Tu avais l’intention d’y réunir toutes sortes de contributions, bien au-delà du cercle restreint des sartriens. Et tu avais raison. Je ne faisais pas partie du sérail et je n’étais pas « sartrienne ». Tu m’as alors demandé impérativement d’écrire un article sur le fameux Scénario Freud, publié à titre posthume par Simone de Beauvoir. Texte admirable qui invalidait toutes les sottises écrites antérieurement sur la prétendue détestation de Sartre envers Freud. Nous nous sommes ensuite revus, encore à propos de Sartre, lorsque Michel Favart a tourné un documentaire sur ce sujet pour la télévision. Je partageais la même position que toi. Il fallait refuser le grand sport national français consistant à vomir Sartre, le philosophe le plus insulté dans ce pays, par la gauche autant que par la droite, et dans bien d’autres encore, avec ce jugement grotesque : préférer avoir tort avec Sartre plutôt que raison avec Raymond Aron, et réciproquement, comme si l’un des deux amis avait raison et l’autre tort. Tu ne laissais jamais passer ces sortes d’âneries. Moi non plus. Et de même tu es resté anticolonialiste jusqu’à ta mort, toi l’ami de Frantz Fanon, et tu n’as jamais, en souvenir des maquis de ta jeunesse, fait preuve d’un anticommunisme primaire.
Et c’est pourquoi j’ai admiré ta violence, lorsque, en 2006, un polémiste bien connu, ancien sherpa de François Mitterrand, avait expliqué tranquillement à la télévision (France 5) que ce dernier « était dans la résistance au moment où Camus et Sartre buvaient des coups avec les Allemands à Saint-Germain-des prés. » Tu ne l’as pas lâché d’une semelle, quand, au téléphone, il a nié avoir dit ce qu’il avait dit. Tu avais même enregistré le passage. Ce fut une vraie descente aux enfers pour lui : « Je n’ai jamais dit » avec les Allemands « , tenta-t-il d’affirmer, j’ai dit qu’ils « buvaient des verres à Saint-Germain-des-Prés pendant l’Occupation ».
Et toi, Claude, avec ton génie de ne jamais lâcher prise, tu as répondu : « Non, vous avez bien dit qu’ils buvaient, non pas des verres, mais des « coups avec les Allemands ». » Évidemment, il l’avait dit et il a pris une claque bien méritée. C’est pourquoi, chaque fois que je suis confrontée à ce sport national, je pense à toi, à ton implacable obstination et à ta manière de dévorer ta proie.

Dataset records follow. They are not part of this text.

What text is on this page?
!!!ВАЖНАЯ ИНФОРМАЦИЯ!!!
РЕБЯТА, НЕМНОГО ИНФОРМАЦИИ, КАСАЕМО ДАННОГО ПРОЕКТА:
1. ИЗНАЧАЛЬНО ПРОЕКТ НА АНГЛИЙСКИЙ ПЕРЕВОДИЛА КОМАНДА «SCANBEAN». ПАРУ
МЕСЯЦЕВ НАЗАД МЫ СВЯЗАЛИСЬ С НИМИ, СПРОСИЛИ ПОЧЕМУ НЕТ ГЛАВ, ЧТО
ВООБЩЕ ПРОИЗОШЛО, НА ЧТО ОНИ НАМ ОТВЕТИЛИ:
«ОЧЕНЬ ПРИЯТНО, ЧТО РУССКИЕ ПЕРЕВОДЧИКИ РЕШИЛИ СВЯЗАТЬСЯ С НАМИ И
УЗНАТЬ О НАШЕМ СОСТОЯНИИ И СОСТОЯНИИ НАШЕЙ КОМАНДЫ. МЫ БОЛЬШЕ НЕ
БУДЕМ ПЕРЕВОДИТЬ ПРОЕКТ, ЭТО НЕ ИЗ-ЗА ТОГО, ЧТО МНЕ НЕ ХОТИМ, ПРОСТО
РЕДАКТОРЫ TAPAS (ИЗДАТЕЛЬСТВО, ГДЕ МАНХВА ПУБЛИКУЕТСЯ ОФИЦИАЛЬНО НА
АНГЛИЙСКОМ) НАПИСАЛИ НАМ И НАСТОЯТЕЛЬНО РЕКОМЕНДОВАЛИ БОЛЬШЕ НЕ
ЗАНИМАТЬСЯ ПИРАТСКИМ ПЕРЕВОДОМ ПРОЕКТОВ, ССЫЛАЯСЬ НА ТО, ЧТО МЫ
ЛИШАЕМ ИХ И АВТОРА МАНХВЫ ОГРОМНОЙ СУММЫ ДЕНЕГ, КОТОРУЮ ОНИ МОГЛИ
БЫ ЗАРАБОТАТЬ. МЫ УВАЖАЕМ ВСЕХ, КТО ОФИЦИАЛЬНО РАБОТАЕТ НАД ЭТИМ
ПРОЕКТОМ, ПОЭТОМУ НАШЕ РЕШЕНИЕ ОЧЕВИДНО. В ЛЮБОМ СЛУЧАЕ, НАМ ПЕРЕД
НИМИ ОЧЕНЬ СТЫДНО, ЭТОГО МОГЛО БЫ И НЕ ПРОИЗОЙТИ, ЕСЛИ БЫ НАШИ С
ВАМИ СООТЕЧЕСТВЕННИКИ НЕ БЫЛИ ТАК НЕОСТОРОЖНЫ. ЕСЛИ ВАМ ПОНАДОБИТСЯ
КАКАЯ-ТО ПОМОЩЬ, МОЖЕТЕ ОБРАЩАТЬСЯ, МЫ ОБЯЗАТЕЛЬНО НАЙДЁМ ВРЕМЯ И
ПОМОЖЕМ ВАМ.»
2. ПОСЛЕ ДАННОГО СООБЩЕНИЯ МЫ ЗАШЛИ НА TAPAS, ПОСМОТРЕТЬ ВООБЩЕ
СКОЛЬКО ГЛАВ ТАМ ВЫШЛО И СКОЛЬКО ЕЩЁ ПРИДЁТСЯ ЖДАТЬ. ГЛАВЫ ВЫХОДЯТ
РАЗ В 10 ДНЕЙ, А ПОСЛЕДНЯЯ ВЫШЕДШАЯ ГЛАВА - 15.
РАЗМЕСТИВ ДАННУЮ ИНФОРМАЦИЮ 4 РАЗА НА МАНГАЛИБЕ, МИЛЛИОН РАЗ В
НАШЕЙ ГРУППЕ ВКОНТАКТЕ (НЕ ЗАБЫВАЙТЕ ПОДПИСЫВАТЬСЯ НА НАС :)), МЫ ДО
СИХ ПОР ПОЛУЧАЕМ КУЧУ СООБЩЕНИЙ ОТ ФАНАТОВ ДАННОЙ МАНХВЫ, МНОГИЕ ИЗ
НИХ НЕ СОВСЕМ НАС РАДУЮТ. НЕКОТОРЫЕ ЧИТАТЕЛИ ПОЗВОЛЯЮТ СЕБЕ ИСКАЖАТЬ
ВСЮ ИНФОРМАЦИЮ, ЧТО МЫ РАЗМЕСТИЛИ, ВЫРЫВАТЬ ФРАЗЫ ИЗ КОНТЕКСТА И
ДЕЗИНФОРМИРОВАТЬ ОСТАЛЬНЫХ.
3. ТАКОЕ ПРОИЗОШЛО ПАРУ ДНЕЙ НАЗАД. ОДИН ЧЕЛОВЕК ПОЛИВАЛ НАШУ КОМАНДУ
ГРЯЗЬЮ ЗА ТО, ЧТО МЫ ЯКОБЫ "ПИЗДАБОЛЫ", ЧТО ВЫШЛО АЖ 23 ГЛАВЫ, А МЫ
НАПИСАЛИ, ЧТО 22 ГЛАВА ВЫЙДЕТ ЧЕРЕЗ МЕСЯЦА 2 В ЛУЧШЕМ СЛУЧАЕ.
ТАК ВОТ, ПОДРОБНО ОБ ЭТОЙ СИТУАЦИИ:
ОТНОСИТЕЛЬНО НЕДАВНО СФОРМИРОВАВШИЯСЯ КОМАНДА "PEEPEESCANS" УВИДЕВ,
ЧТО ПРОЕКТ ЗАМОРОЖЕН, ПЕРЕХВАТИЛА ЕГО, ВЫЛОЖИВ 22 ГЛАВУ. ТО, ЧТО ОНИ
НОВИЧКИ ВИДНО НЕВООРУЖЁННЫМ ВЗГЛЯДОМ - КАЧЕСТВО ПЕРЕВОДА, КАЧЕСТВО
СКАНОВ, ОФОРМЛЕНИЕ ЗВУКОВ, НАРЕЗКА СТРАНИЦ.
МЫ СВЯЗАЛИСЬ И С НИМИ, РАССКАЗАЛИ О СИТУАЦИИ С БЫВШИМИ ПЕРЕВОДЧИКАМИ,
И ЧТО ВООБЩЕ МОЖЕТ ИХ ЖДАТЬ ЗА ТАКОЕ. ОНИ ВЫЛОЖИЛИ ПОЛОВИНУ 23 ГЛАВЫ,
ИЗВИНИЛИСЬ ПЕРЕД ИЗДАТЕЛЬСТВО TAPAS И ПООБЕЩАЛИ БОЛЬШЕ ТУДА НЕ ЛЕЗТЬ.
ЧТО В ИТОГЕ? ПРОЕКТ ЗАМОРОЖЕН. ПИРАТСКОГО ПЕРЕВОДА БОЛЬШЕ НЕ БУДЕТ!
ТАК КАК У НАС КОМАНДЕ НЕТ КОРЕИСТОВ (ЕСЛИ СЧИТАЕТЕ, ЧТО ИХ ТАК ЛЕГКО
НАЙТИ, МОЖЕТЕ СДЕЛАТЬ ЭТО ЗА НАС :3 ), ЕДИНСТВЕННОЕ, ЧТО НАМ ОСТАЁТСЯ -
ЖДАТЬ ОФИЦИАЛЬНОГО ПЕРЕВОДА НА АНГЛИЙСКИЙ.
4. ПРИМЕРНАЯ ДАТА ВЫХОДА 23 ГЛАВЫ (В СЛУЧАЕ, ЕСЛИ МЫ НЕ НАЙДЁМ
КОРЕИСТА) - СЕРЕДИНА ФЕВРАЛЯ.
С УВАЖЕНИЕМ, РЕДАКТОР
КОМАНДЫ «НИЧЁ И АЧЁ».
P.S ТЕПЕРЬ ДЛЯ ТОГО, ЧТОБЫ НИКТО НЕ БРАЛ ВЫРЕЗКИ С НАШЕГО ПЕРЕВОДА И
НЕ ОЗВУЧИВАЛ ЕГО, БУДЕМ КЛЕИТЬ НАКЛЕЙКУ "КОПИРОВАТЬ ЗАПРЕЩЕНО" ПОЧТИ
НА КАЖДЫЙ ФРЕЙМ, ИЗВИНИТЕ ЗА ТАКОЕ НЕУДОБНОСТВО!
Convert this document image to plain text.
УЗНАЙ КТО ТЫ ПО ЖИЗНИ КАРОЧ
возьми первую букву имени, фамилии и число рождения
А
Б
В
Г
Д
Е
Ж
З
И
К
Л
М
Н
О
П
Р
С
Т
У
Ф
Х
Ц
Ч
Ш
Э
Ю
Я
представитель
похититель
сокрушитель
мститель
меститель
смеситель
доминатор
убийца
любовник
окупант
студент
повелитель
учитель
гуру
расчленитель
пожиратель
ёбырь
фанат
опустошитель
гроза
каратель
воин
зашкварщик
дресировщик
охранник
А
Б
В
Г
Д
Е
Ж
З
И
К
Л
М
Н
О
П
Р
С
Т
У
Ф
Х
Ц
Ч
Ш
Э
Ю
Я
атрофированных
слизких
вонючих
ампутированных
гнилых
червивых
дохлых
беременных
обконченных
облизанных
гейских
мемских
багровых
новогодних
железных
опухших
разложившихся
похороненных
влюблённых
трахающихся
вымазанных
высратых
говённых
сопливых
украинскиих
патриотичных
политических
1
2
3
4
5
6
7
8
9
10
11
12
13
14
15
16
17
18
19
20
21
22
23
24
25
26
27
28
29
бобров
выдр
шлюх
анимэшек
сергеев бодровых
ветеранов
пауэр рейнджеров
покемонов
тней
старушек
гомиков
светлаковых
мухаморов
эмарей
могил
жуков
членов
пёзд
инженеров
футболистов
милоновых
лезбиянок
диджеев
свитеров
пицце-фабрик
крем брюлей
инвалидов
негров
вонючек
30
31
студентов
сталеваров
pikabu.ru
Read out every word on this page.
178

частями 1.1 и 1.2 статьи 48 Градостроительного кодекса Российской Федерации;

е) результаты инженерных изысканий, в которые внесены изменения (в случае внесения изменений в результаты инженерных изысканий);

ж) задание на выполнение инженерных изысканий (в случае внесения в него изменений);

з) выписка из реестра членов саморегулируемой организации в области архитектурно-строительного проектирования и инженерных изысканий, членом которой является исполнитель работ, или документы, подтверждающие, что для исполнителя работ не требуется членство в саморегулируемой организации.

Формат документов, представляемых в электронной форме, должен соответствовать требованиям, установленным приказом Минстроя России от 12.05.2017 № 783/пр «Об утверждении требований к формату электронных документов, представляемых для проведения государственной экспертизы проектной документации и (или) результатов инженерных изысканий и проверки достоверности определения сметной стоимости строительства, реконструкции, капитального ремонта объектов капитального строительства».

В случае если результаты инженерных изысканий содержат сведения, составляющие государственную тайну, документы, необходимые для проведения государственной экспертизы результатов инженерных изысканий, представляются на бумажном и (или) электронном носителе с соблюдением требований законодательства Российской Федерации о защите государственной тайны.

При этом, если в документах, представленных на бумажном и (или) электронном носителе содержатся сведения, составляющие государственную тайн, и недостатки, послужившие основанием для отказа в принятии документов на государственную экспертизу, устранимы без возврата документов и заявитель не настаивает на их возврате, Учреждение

J’ai encore pensé à toi il y a deux jours au moment de rédiger cet hommage, quand j’ai lu dans Le Figaro (« Pourquoi les intellectuels n’aiment pas la liberté »,1er juillet 2019), sous la plume d’un autre polémiste, le même déluge de haine : « Sartre était un buveur de sang, peut-on lire, il avait la liberté en horreur, mauvais romancier, dramaturge injouable, philosophe prolixe et sans originalité, libertaire favorable aux dictateurs, petit vieillard venant prendre son déjeuner en charentaises à la Coupole, imposteur, ayant engendré des disciples à son image », toi forcément même si tu n’es pas nommé.
Et je me suis dit que si tu étais encore vivant, tu aurais agi comme tu l’as toujours fait avec cette même passion du mot juste : tu aurais téléphoné au milieu de la nuit à l’auteur de ces lignes pour qu’il s’explique sur ce qui n’est rien d’autre qu’une injure envers tout ce que tu as soutenu dans toute ton existence sartrienne, toi qui venait souvent t’asseoir ici sur le bord d’un banc devant la tombe de Sartre et de Beauvoir, à deux pas de chez toi, pour réfléchir ou simplement parler.
Toi qui a dit ces mots en 2017 lors de la parution des écrits autobiographique de Sartre dans la Pléiade : « Ce sont des mots. On ne peut pas faire disparaître Sartre comme cela. C’est une mode de dire qu’il est mort. Moi, je le trouve très vivant. Pour autant, le monde d’aujourd’hui n’est pas un monde pour lui. Il n’était pas dans la fin de l’Histoire. Nous sommes en revanche dans la fin de l’Histoire (…) Je l’ai vu ce petit homme se bagarrer à coups de poing. C’est pourquoi tous ceux qui l’accusent d’avoir manqué de courage physique pendant l’occupation sont des cons. » Dont acte.
Tu ne regrettais qu’un chose c’est que Sartre n’ait pas pu voir un seul de tes films, toi le dernier directeur des Temps modernes, ces temps de la modernité sartrienne qui t’a toujours accompagnée.